I’m not sure I want to speculate about that because it’s irrelevant. The more significant aspect is the opportunity going forward and I don’t want to dismiss some other great projects that have happened and that are about to happen.

Look at the Colorado Esplanade, and there is the next generation of place-making spurred by the Expo Line. I would argue that when bike-share comes to Santa Monica, that too, will spur greater place-making because people experience the public realm differently on a bike or on foot than they do in a car.

Place-making is not purely physical. Place-making is about the extraordinary richness of spontaneity that comes in vital, dynamic, healthy, safe, clean public spaces where culture, interaction and economic activity flourish because the place is a place that people are stimulated by and cherish and want to linger in and want to, in turn, contribute toward.

Everyone takes for granted that Beverly Hills will look gorgeous. And, I don’t want to disrespect Beverly Hills, but nobody thinks of Beverly Hills as a dynamic place. The greatest public realms are not about lavishing gold plate in the public sphere; it’s [about] bringing the best of the public and private sector together in urbanity, which, since the days of the Greeks, has been the source of so much innovation, starting with democracy, but also, the market economy.

The market economy comes from city markets, where people, face-to-face, were able to exchange value in ways that enriched both sides because what I have in excess, I can share with you and what you have that is better than I could create, I can receive in exchange.

That’s the reason we have cities; that’s the reason cities are flourishing in the 21st century. Southern California has the weather and the diversity that can make some of the most vital, most dynamic public spaces.

You see that in the way in which the Farmers Market has unfolded in Santa Monica over the years. It’s more than just a place where you buy fruits and vegetables; it is part of the cultural and social capital of the city.

SMN: You said place-making isn’t just about physical space. What is that other element that brings people together and creates that dynamism?

Urban environments, by their very nature, are unfinished. People see things and create things and do things that are new and that bring forth new ideas, new relationships, new experiences and new possibilities.

We spend a lot of time now sitting and staring at screens, or even when we’re walking down the street or driving cars, staring at screens. And while I understand the power we are now carrying around in our pockets, at some point, that will wear thin and people will begin to yearn again for the high-touch counterpoint to high-tech. We are going to want to be, because we are social creatures, in community in ways that are not virtual, that are actual.

The dynamism is, again, the serendipity and spontaneity of urban environments. Suburbia’s appeal was that it was neat, tidy and planned.
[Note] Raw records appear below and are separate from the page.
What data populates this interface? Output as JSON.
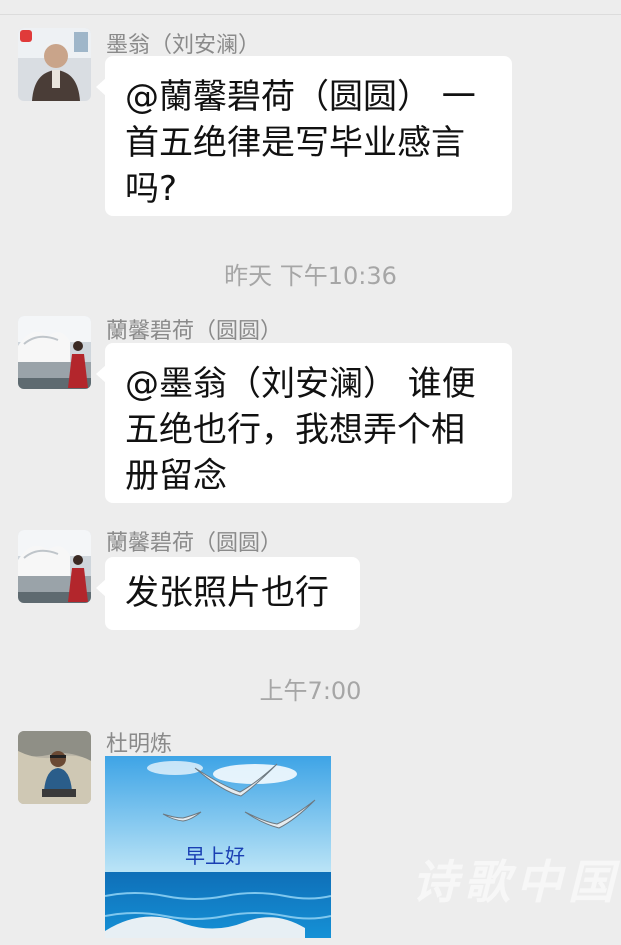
{
  "messages": [
    {
      "sender": "墨翁（刘安澜）",
      "lines": [
        "@蘭馨碧荷（圆圆） 一",
        "首五绝律是写毕业感言",
        "吗?"
      ]
    },
    {
      "sender": "蘭馨碧荷（圆圆）",
      "lines": [
        "@墨翁（刘安澜） 谁便",
        "五绝也行，我想弄个相",
        "册留念"
      ]
    },
    {
      "sender": "蘭馨碧荷（圆圆）",
      "lines": [
        "发张照片也行"
      ]
    },
    {
      "sender": "杜明炼",
      "image_caption": "早上好"
    }
  ],
  "timestamps": [
    "昨天 下午10:36",
    "上午7:00"
  ],
  "watermark": "诗歌中国",
  "colors": {
    "background": "#ededed",
    "bubble": "#ffffff",
    "sender_text": "#8a8a8a",
    "timestamp_text": "#a6a6a6"
  },
  "icons": [
    "avatar-mo-weng",
    "avatar-lan-xin-bi-he",
    "avatar-du-ming-lian"
  ]
}
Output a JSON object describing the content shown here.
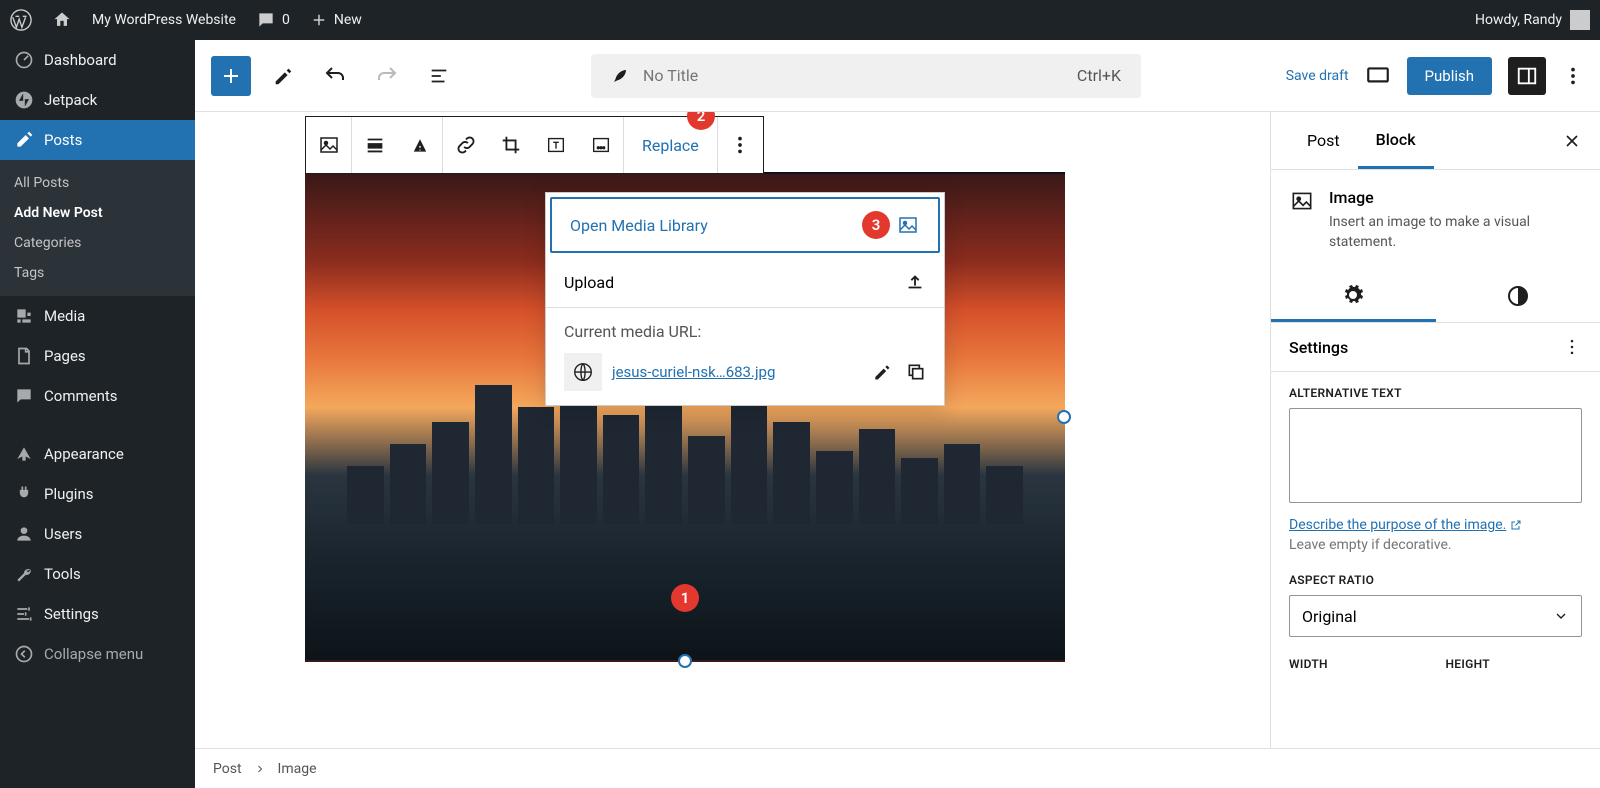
{
  "adminbar": {
    "site_title": "My WordPress Website",
    "comment_count": "0",
    "new_label": "New",
    "greeting": "Howdy, Randy"
  },
  "sidebar": {
    "items": [
      {
        "label": "Dashboard"
      },
      {
        "label": "Jetpack"
      },
      {
        "label": "Posts"
      },
      {
        "label": "Media"
      },
      {
        "label": "Pages"
      },
      {
        "label": "Comments"
      },
      {
        "label": "Appearance"
      },
      {
        "label": "Plugins"
      },
      {
        "label": "Users"
      },
      {
        "label": "Tools"
      },
      {
        "label": "Settings"
      },
      {
        "label": "Collapse menu"
      }
    ],
    "posts_sub": [
      {
        "label": "All Posts"
      },
      {
        "label": "Add New Post"
      },
      {
        "label": "Categories"
      },
      {
        "label": "Tags"
      }
    ]
  },
  "editor_header": {
    "title_placeholder": "No Title",
    "shortcut": "Ctrl+K",
    "save_draft": "Save draft",
    "publish": "Publish"
  },
  "block_toolbar": {
    "replace_label": "Replace"
  },
  "replace_popup": {
    "open_media": "Open Media Library",
    "upload": "Upload",
    "current_url_label": "Current media URL:",
    "url_text": "jesus-curiel-nsk…683.jpg"
  },
  "badges": {
    "one": "1",
    "two": "2",
    "three": "3"
  },
  "panel": {
    "tab_post": "Post",
    "tab_block": "Block",
    "block_name": "Image",
    "block_desc": "Insert an image to make a visual statement.",
    "settings_header": "Settings",
    "alt_label": "Alternative Text",
    "alt_link": "Describe the purpose of the image.",
    "alt_note": "Leave empty if decorative.",
    "aspect_label": "Aspect Ratio",
    "aspect_value": "Original",
    "width_label": "Width",
    "height_label": "Height"
  },
  "breadcrumb": {
    "post": "Post",
    "image": "Image"
  }
}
Its shortcomings are that it’s neat, tidy and planned. The imagination is circumscribed by the fact that everything is already taken care of. Urban environments, by their very nature, are unfinished. People see things and create things and do things that are new and that bring forth new ideas, new relationships, new experiences and new possibilities.

Again, democracy emerged from the new city-states precisely because the other forms of government that dominated the 99.9 percent of human creatures on the planet were static. “The king is dead! Long live the king!”

They could not imagine, in those environments, change, other than external change brought about by the sword. But, inside a city, you could evolve from an autocracy to a democracy because of this openness to change that occurs in an urban environment.

No one has been more eloquent and more insightful about that than Jane Jacobs, particularly in her book The Death and Life of Great American Cities, but even more in a neglected book called The Economy of Cities that really unpacks the vitality of urban environments because there’s... ever-changing stimuli that you experience on the city street, in a cafe overlooking a city street, in a home in close proximity, in walking distance to, an urban environment. All of those things create possibilities that static environments simply cannot replicate.